Do studies really prove that performance drives revenue?
There are documented correlations, not universal laws. The study commissioned by Google and run by 55/Deloitte in late 2019 shows, for retail, +8.4% conversion for a 0.1-second faster load. Pinterest reported +15% signup conversion after a performance rebuild. These figures are vertical- and context-dependent and should be cited as orders of magnitude, not guarantees.
Does Next.js guarantee good Core Web Vitals?
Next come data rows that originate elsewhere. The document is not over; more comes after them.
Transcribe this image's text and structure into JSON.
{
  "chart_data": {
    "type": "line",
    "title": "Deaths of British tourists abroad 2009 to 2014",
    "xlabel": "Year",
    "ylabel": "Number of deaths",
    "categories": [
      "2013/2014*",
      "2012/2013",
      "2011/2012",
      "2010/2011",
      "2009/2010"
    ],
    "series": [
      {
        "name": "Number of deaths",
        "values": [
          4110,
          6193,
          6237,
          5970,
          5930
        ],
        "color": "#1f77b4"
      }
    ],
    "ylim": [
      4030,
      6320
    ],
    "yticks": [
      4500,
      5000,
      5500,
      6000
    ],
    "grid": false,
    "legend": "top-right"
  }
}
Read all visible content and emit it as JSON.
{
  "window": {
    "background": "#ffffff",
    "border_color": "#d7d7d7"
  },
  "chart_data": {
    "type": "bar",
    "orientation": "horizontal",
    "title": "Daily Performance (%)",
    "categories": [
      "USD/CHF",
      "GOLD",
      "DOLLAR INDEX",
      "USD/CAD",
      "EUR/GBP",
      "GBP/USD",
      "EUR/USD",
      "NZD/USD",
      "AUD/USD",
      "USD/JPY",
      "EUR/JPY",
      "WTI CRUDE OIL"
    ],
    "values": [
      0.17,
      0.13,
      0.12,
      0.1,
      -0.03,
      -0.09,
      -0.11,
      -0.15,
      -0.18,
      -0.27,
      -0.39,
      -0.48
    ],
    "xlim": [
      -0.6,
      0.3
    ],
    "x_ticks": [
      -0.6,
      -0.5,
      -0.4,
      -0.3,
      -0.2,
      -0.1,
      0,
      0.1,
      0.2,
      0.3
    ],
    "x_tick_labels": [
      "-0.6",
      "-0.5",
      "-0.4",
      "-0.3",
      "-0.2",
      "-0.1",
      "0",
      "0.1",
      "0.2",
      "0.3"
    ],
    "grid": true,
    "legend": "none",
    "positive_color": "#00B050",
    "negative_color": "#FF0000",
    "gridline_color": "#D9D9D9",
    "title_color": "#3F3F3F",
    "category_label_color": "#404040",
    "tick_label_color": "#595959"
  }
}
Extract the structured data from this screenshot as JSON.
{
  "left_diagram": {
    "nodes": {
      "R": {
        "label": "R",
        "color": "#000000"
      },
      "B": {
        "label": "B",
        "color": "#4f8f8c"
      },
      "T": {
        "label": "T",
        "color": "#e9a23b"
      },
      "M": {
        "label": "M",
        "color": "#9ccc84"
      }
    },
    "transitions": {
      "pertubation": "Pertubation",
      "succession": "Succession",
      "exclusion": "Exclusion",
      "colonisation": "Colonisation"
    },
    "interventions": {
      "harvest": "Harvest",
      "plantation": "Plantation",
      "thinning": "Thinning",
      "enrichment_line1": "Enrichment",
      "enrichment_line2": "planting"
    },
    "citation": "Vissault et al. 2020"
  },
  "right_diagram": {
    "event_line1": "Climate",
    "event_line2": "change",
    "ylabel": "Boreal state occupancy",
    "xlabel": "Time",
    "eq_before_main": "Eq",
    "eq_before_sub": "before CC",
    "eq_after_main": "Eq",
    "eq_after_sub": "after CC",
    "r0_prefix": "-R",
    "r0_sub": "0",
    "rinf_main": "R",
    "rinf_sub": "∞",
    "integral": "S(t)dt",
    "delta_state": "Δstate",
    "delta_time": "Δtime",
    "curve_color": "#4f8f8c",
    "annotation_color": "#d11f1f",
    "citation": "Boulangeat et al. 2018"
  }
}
No. Next.js with Server Components, ISR and the App Router creates very strong starting conditions, because less JavaScript reaches the browser and pages ship pre-rendered. Used wrong, with huge client bundles, render waterfalls and unoptimised images, a Next.js page is just as slow as any other. The framework is a precondition, not an automatic outcome.